Für Fellisch markierte das Ende seiner Ministerpräsidentschaft Anfang Januar 1924 auch einen langsamen Abschied von der "großen Politik". Im Juni 1924 wurde er zum Amtshauptmann von Großenhain berufen. Zwar blieb er noch als Vorsitzender des Rechtsausschusses im sächsischen Landtag für einige Zeit aktiver Gestalter, doch wurde sein parlamentarisches Engagement durch seinen eigenen Bezirk beendet, der ihm 1926 eine erneute Nominierung für die Landtagswahl verweigerte. Fellisch blieb nun auf seine Tätigkeit als Leiter der amtshauptmannschaftlichen Verwaltung beschränkt, die er bis zum Ausbruch der Weltwirtschaftskrise erfolgreich gestaltete. Durch den Tod seiner Frau seelisch tief getroffen und "verzweifelt gegen eine fortschreitende innere Selbstaufgabe" kämpfend, wurde er 1932, noch vor der nationalsozialistischen Machtübernahme aus dem Dienst entlassen.

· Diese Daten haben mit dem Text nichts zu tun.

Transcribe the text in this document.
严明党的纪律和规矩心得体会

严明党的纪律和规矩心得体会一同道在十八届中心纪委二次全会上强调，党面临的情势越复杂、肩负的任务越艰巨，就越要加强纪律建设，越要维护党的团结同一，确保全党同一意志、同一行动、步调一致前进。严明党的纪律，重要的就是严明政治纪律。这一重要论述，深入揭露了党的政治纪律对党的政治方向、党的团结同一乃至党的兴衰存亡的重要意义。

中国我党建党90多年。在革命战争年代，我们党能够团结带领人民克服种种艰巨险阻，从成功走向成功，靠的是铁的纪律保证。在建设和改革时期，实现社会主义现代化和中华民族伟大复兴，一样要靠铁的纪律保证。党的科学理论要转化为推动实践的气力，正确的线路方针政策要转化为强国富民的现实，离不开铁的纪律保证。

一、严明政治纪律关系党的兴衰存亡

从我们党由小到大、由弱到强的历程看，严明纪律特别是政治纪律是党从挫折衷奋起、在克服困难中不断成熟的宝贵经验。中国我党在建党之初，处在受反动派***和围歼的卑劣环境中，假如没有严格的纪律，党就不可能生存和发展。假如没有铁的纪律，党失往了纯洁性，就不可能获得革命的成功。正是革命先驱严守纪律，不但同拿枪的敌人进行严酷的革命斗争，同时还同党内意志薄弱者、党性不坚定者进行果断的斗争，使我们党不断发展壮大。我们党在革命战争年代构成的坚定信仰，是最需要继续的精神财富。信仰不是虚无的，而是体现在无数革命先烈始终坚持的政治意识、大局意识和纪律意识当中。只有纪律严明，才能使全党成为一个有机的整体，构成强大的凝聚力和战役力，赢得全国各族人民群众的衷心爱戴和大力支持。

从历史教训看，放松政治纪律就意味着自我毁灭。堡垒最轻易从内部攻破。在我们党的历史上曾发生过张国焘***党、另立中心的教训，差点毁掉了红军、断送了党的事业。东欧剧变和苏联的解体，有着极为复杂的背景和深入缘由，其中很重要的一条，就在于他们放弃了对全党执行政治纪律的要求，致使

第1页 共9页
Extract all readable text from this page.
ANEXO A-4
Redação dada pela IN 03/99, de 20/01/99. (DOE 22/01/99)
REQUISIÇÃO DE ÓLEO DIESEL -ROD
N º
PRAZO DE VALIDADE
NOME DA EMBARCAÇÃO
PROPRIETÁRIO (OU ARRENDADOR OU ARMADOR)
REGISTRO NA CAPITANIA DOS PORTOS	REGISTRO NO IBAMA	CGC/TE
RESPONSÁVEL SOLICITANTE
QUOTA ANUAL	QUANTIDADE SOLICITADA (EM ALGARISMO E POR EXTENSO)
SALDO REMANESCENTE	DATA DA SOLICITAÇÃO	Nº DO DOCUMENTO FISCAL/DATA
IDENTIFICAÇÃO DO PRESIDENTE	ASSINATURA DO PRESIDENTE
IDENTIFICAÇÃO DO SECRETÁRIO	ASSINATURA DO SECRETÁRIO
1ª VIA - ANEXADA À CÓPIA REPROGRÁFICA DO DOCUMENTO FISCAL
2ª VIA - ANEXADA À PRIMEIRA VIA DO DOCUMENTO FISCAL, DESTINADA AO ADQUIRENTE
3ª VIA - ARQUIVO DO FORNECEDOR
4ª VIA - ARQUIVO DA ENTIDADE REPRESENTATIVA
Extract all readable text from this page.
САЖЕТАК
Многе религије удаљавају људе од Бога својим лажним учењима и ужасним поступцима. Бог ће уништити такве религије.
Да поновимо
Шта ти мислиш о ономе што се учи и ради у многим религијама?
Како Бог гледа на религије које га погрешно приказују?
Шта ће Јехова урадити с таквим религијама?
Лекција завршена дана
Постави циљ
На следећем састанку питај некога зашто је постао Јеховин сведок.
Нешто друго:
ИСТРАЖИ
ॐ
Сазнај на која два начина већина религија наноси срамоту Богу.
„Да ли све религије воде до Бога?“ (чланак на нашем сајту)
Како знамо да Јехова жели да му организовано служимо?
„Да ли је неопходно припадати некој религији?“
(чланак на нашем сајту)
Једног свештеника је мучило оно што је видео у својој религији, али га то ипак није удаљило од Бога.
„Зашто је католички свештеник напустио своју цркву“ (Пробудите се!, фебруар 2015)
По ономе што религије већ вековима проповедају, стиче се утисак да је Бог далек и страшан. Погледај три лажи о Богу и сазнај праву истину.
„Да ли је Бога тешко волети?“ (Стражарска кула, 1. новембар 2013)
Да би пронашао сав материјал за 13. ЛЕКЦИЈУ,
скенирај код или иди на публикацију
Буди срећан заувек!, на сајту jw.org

Die Zeit des Nationalsozialismus verbrachte Fellisch an verschiedenen Wohnorten. Nach dem Entzug der Pension aufgrund des Gesetzes zur Wiederherstellung des Berufsbeamtentums war er zunächst für wechselnde Arbeitgeber tätig, ehe er, kurz vor Beginn des Zweiten Weltkrieges, bei einer Dresdner Schreibmaschinenfabrik als kaufmännischer Angestellter unterkam, wo er bis in das Jahr 1945 verblieb.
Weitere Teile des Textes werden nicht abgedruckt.